Pál Gábor's "Angi Vera" (spelled Vera Angi when written western style*) tells a story that probably happened more than a few times in real life. The title character (Vera Pap) is a young woman working in a hospital in post-WWII Hungary. When she complains about the unsanitary conditions in the hospital, they send her to a re-education camp. In the camp, she falls in love with another prisoner (Tamás Dunai), while informers ensure that nothing will be pleasant in the camp.
The main thing that I derived from "Angi Vera" is how little changed socially in Eastern Europe after WWII. As with the Nazis, the Soviet-backed governments were all about cronyism, resulting in inefficient industry and unsafe working conditions. In a way, it came full-circle into the US: Bush's appointment of a horse trainer as FEMA director -- in addition to moving FEMA to the Department of Homeland Security, thereby turning it into a bureaucratic nightmare -- resulted in Hurricane Katrina destroying New Orleans.

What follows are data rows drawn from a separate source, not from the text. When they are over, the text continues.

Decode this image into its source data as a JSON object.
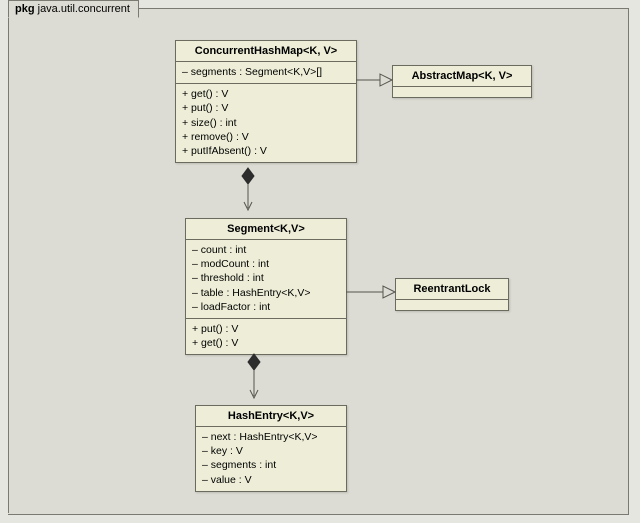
{
  "package": {
    "prefix": "pkg",
    "name": "java.util.concurrent"
  },
  "classes": {
    "concurrentHashMap": {
      "title": "ConcurrentHashMap<K, V>",
      "attrs": [
        "– segments : Segment<K,V>[]"
      ],
      "ops": [
        "+ get() : V",
        "+ put() : V",
        "+ size() : int",
        "+ remove() : V",
        "+ putIfAbsent() : V"
      ]
    },
    "abstractMap": {
      "title": "AbstractMap<K, V>"
    },
    "segment": {
      "title": "Segment<K,V>",
      "attrs": [
        "– count : int",
        "– modCount : int",
        "– threshold : int",
        "– table : HashEntry<K,V>",
        "– loadFactor : int"
      ],
      "ops": [
        "+ put() : V",
        "+ get() : V"
      ]
    },
    "reentrantLock": {
      "title": "ReentrantLock"
    },
    "hashEntry": {
      "title": "HashEntry<K,V>",
      "attrs": [
        "– next : HashEntry<K,V>",
        "– key : V",
        "– segments : int",
        "– value : V"
      ]
    }
  }
}
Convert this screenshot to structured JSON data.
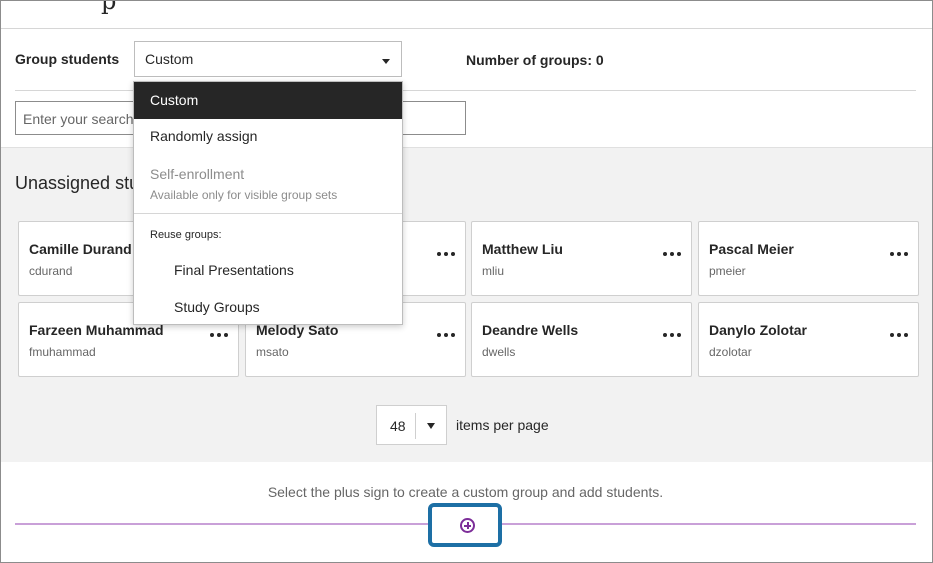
{
  "header": {
    "title_fragment": "p"
  },
  "grouping": {
    "label": "Group students",
    "selected": "Custom",
    "number_of_groups": "Number of groups: 0"
  },
  "search": {
    "placeholder": "Enter your search"
  },
  "unassigned": {
    "heading": "Unassigned students"
  },
  "students": [
    {
      "name": "Camille Durand",
      "username": "cdurand"
    },
    {
      "name": "",
      "username": ""
    },
    {
      "name": "Matthew Liu",
      "username": "mliu"
    },
    {
      "name": "Pascal Meier",
      "username": "pmeier"
    },
    {
      "name": "Farzeen Muhammad",
      "username": "fmuhammad"
    },
    {
      "name": "Melody Sato",
      "username": "msato"
    },
    {
      "name": "Deandre Wells",
      "username": "dwells"
    },
    {
      "name": "Danylo Zolotar",
      "username": "dzolotar"
    }
  ],
  "pagination": {
    "per_page": "48",
    "label": "items per page"
  },
  "custom_group": {
    "hint": "Select the plus sign to create a custom group and add students."
  },
  "dropdown": {
    "options": [
      "Custom",
      "Randomly assign",
      "Self-enrollment"
    ],
    "self_enrollment_note": "Available only for visible group sets",
    "reuse_label": "Reuse groups:",
    "reuse_groups": [
      "Final Presentations",
      "Study Groups"
    ]
  },
  "icons": {
    "more": "more-options-icon",
    "add": "add-circle-icon",
    "caret": "chevron-down-icon"
  },
  "colors": {
    "accent_purple": "#7d2e99",
    "highlight_blue": "#1d6fa5",
    "selected_bg": "#262626"
  }
}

Anyway, this is certainly a good movie. It's always important to keep this history alive, especially as cronyism and corruption persist the world over. Also starring Erzsi Pásztor, Éva Szabó, László Halász and László Horváth.
*Hungary uses the East Asian name order, in which the family name goes in front. Unlike the East Asian countries, Hungarian names are reversed when written in other countries.